Jakarta, Prohealth.id – Pandemi Covid-19 yang mengintai jelang libur Natal dan Tahun Baru memberi tantangan tersendiri dalam upaya untuk menaikkan kualitas kesehatan masyarakat.
Kepala Bagian Kesehatan Biro Kesos Setda Pemprov DKI Jakarta, Mariana menjelaskan rokok merupakan penyebab kerentanan seseorang terhadap Covid-19. Oleh karena itu, sosialisasi terhadap bahaya rokok sangat penting dilakukan pemerintah daerah kepada masyarakat.
Sementara itu, Emma Rachmawati, mewakili Muhammadiyah Covid-19 Command Center menerangkan sudah banyak riset kesehatan yang mengakui dan membenarkan dampak rokok yang sangat buruk selama masa pandemi.
Oleh karena itu, pihaknya memberikan rekomendasi agar tingkat sosialisasi, kampanye, hingga pengawasan terhadap protokol kesehatan perlu ditingkatkan. Upaya-upaya lain yang perlu segera dilakukan adalah dengan selalu memiliki rekam kesehatan pasien Covid-19 agar mengukur potensi dan mitigasi yang diperlukan.
“Misalnya, status pasien Covid-19 yang perokok harus dicantumkan dalam rekam medis,” kata Emma, Selasa (30/12/2012) lalu.
Dia menambahkan, upaya ini merupakan bagian dari pencegahan peningkatan keparahan pasien Covid-19 dan dapat diketahui lebih awal. Selain itu, untuk penyakit dengan komorbid berjenis kelamin laki-laki perlu dimasukkan sebagai kelompok berisiko tinggi.
Emma pun mengingatkan, harus ad acara-cara promotif berupa informasi yang tepat mengenai dampak merokok terhadap tingkat keparahan Covid-19. “Hal ini bisa dilakukan dengan menyebarkan hasil-hasil penelitian sejenis yang lebih akurat dan lengkap,” tutur Emma.

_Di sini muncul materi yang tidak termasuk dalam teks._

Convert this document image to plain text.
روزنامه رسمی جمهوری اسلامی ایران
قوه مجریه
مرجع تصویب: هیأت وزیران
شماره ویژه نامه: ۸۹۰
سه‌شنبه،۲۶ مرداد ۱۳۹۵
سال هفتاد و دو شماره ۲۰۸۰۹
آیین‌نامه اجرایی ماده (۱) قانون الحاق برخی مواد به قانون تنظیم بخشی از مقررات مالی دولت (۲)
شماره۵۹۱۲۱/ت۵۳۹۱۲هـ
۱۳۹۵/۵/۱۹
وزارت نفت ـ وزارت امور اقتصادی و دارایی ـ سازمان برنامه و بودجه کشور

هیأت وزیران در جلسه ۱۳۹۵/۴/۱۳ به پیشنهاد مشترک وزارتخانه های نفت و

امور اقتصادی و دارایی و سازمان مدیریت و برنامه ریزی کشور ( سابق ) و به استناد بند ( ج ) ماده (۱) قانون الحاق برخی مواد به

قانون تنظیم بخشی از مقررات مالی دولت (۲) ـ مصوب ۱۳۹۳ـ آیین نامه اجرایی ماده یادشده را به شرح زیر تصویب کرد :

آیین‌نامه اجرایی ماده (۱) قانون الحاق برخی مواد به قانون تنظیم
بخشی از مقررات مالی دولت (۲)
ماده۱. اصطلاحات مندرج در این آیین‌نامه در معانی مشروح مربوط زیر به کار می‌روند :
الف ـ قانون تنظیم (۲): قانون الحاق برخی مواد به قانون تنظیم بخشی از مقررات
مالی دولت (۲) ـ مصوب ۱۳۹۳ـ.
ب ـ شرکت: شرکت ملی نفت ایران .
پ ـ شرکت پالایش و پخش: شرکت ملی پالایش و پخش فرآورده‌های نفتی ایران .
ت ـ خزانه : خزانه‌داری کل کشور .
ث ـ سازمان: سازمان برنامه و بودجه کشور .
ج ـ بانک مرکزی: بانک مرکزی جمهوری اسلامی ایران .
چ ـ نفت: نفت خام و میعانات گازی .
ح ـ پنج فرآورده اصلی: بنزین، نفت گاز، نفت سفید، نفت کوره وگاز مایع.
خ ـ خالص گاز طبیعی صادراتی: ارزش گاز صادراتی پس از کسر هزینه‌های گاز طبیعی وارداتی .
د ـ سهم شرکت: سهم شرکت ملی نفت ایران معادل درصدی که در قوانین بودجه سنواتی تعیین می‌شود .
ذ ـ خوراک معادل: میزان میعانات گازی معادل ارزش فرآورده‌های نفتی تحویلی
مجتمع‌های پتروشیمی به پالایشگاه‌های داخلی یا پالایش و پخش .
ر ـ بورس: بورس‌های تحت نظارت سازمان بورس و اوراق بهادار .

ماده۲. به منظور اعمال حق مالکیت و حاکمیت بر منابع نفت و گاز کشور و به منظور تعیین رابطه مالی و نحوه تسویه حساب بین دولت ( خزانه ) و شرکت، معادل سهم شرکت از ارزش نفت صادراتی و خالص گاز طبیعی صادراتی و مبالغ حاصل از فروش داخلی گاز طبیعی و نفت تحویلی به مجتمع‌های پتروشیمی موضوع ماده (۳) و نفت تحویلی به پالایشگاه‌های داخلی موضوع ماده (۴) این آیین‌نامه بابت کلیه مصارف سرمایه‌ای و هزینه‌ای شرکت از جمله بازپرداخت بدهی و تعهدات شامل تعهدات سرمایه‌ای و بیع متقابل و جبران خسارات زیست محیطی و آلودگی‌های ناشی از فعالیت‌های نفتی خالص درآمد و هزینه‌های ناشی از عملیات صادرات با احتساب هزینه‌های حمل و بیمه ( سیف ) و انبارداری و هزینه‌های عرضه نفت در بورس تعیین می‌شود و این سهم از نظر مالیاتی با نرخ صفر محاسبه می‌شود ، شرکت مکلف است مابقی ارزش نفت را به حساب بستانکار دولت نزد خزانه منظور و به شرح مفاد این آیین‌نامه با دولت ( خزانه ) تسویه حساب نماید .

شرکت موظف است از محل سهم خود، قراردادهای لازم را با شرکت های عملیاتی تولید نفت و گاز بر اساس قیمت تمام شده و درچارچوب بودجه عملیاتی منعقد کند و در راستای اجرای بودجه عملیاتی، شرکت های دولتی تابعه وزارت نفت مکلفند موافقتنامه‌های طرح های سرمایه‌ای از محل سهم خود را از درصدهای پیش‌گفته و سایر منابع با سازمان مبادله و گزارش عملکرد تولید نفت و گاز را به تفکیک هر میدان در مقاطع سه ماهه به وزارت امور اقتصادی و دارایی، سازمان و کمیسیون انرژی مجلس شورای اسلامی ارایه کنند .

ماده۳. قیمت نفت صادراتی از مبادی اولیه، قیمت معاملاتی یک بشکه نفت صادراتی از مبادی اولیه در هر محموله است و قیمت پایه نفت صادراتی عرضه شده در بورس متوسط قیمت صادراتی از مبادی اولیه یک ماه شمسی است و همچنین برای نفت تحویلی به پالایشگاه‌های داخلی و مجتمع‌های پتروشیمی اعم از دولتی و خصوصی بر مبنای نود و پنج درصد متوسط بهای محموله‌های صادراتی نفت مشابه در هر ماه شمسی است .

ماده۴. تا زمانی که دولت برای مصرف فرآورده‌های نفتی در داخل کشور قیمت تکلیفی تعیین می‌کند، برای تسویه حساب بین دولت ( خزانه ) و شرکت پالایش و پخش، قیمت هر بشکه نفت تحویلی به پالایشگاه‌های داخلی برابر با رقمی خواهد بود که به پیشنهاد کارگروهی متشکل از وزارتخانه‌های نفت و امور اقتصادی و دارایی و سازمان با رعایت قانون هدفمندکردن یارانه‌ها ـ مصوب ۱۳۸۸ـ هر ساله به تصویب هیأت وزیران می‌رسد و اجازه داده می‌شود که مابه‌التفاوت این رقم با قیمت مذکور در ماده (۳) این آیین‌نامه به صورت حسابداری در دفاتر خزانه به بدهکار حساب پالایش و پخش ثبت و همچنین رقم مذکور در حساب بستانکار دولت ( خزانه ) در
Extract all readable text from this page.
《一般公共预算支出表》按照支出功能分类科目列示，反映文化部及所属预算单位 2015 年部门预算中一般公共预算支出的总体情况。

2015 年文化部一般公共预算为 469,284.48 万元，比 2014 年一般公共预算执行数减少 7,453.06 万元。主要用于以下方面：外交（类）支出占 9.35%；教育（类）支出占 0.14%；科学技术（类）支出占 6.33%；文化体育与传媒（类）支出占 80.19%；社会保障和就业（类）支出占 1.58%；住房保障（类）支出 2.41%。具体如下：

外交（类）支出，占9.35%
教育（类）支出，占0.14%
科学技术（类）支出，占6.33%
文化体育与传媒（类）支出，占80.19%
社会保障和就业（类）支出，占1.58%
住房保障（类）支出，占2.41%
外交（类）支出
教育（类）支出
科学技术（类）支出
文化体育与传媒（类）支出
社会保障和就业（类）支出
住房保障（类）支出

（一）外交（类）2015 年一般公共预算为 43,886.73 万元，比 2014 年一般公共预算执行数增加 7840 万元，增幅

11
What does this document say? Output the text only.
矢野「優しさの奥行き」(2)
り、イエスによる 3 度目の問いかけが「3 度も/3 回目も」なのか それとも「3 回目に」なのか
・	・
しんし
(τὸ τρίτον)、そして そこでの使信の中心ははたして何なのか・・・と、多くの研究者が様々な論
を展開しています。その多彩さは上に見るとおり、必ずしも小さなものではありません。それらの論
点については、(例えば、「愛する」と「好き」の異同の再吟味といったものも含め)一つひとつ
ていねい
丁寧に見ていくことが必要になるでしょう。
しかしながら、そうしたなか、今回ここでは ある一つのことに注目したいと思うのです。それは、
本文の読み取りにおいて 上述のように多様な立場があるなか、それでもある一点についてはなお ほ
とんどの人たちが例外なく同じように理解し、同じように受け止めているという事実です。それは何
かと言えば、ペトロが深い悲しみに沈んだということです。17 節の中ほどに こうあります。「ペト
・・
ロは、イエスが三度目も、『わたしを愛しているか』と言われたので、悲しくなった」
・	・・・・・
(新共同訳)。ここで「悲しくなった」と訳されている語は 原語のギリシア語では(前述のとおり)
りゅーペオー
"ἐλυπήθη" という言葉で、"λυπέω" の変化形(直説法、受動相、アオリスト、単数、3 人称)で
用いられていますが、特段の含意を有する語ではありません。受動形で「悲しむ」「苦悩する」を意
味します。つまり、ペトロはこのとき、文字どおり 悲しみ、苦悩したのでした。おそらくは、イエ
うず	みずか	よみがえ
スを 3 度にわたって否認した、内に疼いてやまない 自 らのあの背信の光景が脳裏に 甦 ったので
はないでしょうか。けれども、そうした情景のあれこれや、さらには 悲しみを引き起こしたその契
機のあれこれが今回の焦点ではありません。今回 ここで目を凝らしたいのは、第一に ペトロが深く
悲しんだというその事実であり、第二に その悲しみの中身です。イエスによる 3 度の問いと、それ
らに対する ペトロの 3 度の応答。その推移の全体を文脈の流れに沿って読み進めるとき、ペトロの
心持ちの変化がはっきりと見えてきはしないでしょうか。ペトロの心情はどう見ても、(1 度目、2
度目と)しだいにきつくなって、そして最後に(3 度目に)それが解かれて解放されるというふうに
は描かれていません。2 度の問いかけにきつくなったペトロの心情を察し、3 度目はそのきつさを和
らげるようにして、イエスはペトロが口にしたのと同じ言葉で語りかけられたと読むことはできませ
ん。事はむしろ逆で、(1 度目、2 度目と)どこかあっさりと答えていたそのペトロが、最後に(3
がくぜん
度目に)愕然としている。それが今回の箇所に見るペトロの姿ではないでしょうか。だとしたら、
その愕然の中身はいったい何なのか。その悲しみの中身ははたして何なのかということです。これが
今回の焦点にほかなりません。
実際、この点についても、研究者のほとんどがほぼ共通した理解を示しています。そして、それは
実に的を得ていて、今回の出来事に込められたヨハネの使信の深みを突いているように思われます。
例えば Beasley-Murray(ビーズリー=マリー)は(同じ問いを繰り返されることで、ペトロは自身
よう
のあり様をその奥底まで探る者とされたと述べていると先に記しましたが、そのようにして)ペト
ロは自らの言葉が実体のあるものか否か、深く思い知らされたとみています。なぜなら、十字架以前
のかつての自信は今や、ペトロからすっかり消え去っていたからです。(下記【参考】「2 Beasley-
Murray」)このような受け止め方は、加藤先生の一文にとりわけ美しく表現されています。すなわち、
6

Sementara itu Peneliti Center for Indonesia Strategic Development Initiatives (CISDI) Lara Rizka menerangkan upaya-upaya promotif dan preventif yang ditemukan oleh Dinas Kesehatan Pemprov DKI maupun Muhammadiyah Covid-19 Command Center sangat penting dilakukan bersama mengingat angka perokok selama pandemi pun tidak mengalami penurunan. CISDI menemukan 77 persen responden dari riset CISDI mengaku sulit berhenti merokok.
“Meski begitu, ada juga responden perokok yang mengaku mengubah perilaku merokoknya, dengan mengurangi jumlah batang yang dikonsumsi,” ujar Lara. Adapun total responden yang mengakui melakukan strategi ini sekitar 37 persen.
Ada 42 persen responden lain yang mengeluarkan pengeluaran untuk merokok, sementara ada 24 persen yang mengaku mengganti rokok dengan membeli yang harganya lebih murah.
“Perokok aktif yang mengalami pengurangan waktu kerja cenderung mengurangi jumlah batang rokok yang dikonsumsi dan pengeluaran untuk membeli rokok,” jelas Lara.
Dia menyebut adanya guncangan pekerjaan memberikan konsekuensi finansial terhadap perokok sehingga diasumsikan memotivasi pengurangan konsumsi.